California Water Service Group (NYSE:CWT) has, like other water utilities such as American States Water Co. (AWR), seen its valuation increase exponentially over the past few years. This makes water utilities expensive even by the standards of a historically expensive market.
Why have water utilities such as the California Water Services Group become so overvalued? Simply put, people need water to live. Utilities that can supply fresh water for drinking and bathing, and that can take wastewater for treatment, are extremely stable investment opportunities that can reliably pay their shareholders cash.
That is certainly true of the California Water Services Group, which is the third largest publicly traded water utility operating in the U.S. It has paid consecutively rising dividends since 1968, a fifty-year record that has allowed it to be classed as a Dividend King alongside American States Water.
The company is able to reward its shareholders so consistently because of its six wholly-owned subsidiaries operating in California, Hawaii, New Mexico, and Washington. Combined, these subsidiaries have generated steady revenue and net income, as figures for the past eight years show.

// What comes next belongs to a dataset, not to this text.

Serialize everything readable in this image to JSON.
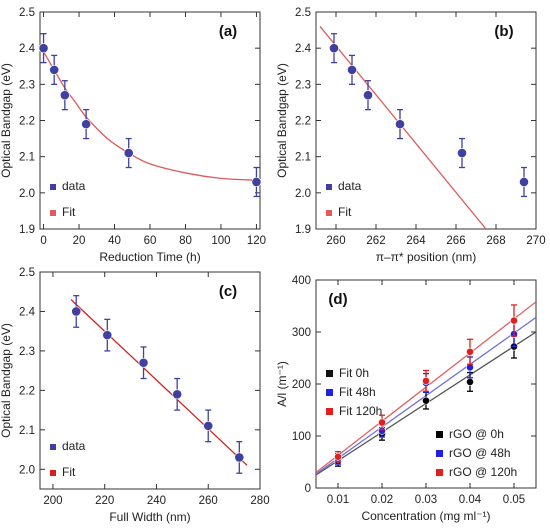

Year | Revenue ($) | Net Income ($) |
2009 | 449.37 million | 40.55 million |
2010 | 460.4 million | 37.66 million |
2011 | 501.8 million | 37.71 million |
2012 | 559.97 million | 48.83 million |
2013 | 584.1 million | 47.25 million |
2014 | 597.5 million | 56.74 million |
2015 | 588.37 million | 45.02 million |
2016 | 609.37 million | 48.68 million |
Quarterly figures for 2017 have also been promising, and the Q4 2017 results due at the end of this month are unlikely to vary wildly from what has been posted thus far.
Quarter | Revenue ($) | Net Income ($) |
Q1 | 121.7 million | 1.1 million |
Q2 | 171.1 million | 18.5 million |
Q3 | 211.7 million | 33.8 million |
Steady income is what one would expect from a well-run utility, as they are not high-growth companies. And income investors have noted the performance of the California Water Service Group, which has bid the shares up to their present level. Currently, the stock trades in the low-to-mid $40 range with a price-to-earnings ratio of 30.65, a forward P/E ratio of 30.87, and offers a dividend yield of 1.64% with a sustainable payout ratio of 49.90%.
The current P/E ratio is higher than the S&P 500 (SPY) average of 25.85, the water utilities average of 24.75, and the company's own five-year P/E average of 25.7. Furthermore, the current dividend yield is lower than the company's five-year average yield of 2.4%. All this suggests that the California Water Service Group is overvalued at this time. Is that the case?
Earnings per share over the past twelve months was $1.43, and EPS growth over the next five years is expected to be 9.8% annually, leveling off to 5% thereafter. Using an 11% discount rate - the stock market average - I calculate fair value for the California Water Service Group to be $30.62. The stock is currently overvalued by 43%.
Water utilities do tend to trade at a premium anyway, due to the aforementioned fact of how vital water is to people's lives. Nonetheless, the current valuation of the California Water Service Group is too high to recommend as a buy at this time. However, it is a hold if you have it, and one to keep an eye on in the event of a correction going forward, due to its reliability as an income provider - which entitles it to be classed as a Dividend King.
DISCLAIMER: The author is not a financial professional and accepts no responsibility for any investment decisions a reader makes. This article is presented for information purposes only. Furthermore, the figures cited are the product of the author's own research and may differ from those of other analysts. Always do your own due diligence when researching prospective investments.